Mit seinen schlagfertigen Antworten ging Johannes Niederer als Lieferant neuer Appenzeller Witze in die Geschichte ein.

Bild: Peter Eggenberger

Der Appenzeller Witz gehört zu den immateriellen Unesco-Kulturgütern. Für Witze sorgte eine Reihe origineller Menschen wie etwa der pfiffige Rehetobler Dorfarzt Johannes Niederer aus Rehetobel. Er verstarb am 9. Januar 1896. Vielfach waren es bekannte Dorforiginale wie etwa der Zwerg Seppetoni in Oberegg oder «Rägelis Babette» in Heiden, deren träfe Aussagen später als Witze die Runde machten. Zur Kategorie der Witzlieferanten gehörte ebendieser Johannes Niederer, der am 11. April 1819 in Walzenhausen das Licht der Welt erblickte. Später absolvierte er in Bern und Wien ein Medizinstudium, und in den 1840er-Jahren eröffnete er eine Praxis in Rehetobel.

Mit seinen Patienten pflegte er einen überaus direkten Umgang, und viele seiner oft groben Sprüche leben bis heute weiter. Dies nicht zuletzt dank des Buches «Der Appenzeller Witz». Als eine Patientin in der Sprechstunde klagte, sie habe starke Schmerzen, wenn sie auf den Bauch drücke, antwortete Niederer kurz und bündig:

«So truck doch nöd, du Baabe!»

Als ein Bub spätnachts den Arzt herausklingelte und rief: «Herr Tokter, min Vatter häd 44 Grad Fieber, wa sölid mer mache?», gab Niederer zurück: «Am beschte d Füürwehr hole!» Und dem über sein schlechtes Gehör jammernden Jock Holderegger beschied der Arzt: «Bis doch froh, as du nomme alls ghöörscht!»

Militärarzt im Sonderbundskrieg

1847 wurde Niederer als Militärarzt im Sonderbundskrieg eingesetzt. Politisch betätigte er sich im Gemeinderat, und von 1864 bis 1868 gehörte er dem Ausserrhoder Obergericht an. Zu seinen Patienten gehörten immer auch schlagfertige Leute wie etwa Rosette Zähner. Kaum hatte sie das Sprechzimmer betreten, fuhr sie der Arzt an:

«Jumpfere Rosette, ier gfallid mer nomme!»

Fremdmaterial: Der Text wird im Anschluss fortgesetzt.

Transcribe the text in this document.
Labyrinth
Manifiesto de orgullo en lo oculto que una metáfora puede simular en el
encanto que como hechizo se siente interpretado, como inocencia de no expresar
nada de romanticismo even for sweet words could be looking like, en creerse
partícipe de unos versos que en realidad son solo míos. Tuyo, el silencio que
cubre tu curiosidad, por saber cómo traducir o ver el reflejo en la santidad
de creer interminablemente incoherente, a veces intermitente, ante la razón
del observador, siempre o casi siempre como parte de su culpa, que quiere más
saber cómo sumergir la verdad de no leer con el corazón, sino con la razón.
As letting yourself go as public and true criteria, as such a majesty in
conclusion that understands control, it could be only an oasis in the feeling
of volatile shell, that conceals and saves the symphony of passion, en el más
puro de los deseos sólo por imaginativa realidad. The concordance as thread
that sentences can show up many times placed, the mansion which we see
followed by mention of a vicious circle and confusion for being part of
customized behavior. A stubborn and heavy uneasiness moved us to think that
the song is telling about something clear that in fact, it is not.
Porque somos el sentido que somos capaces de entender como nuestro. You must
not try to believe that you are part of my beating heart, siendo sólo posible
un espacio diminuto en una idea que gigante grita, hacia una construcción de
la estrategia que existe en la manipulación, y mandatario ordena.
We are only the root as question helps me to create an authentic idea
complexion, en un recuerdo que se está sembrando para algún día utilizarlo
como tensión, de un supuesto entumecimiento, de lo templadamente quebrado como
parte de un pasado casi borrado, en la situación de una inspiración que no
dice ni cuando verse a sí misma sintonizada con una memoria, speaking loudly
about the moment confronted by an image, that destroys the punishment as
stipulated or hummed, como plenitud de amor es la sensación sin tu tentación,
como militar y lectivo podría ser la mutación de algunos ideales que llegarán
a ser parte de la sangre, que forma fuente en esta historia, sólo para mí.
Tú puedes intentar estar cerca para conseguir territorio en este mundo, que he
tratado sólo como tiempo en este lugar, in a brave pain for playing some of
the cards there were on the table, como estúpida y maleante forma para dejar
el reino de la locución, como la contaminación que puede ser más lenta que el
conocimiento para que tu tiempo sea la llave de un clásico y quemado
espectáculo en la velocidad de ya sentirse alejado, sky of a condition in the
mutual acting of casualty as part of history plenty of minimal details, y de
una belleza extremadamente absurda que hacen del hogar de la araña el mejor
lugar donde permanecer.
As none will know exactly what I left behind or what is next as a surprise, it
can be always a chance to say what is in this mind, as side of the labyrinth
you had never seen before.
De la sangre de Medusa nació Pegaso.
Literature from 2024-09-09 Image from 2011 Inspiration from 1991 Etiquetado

«Jo, weg em schö si mond ier o nöd bralle, Herr Tokter», erwiderte die Frau. Auch die Haushälterin blieb dem ledigen Dorfarzt nichts schuldig. Als er eines Mittags voller Zorn die Suppenschüssel aus dem Fenster warf, beförderte die Magd auch die Fleisch- und Gemüseplatte ins Freie. Als der Arzt aufbegehrte, meinte sie: «Aha, ich dachte, der Herr Doktor beliebe heute im Garten zu speisen!»

In der zweiten Hälfte der 1970er-Jahre hatten das Doktorhaus und das benachbarte Restaurant Krone dem heutigen, 1978 eröffneten Alters- und Pflegeheim Krone zu weichen. Niederers träfe Aussagen aber sind bis heute unvergessen.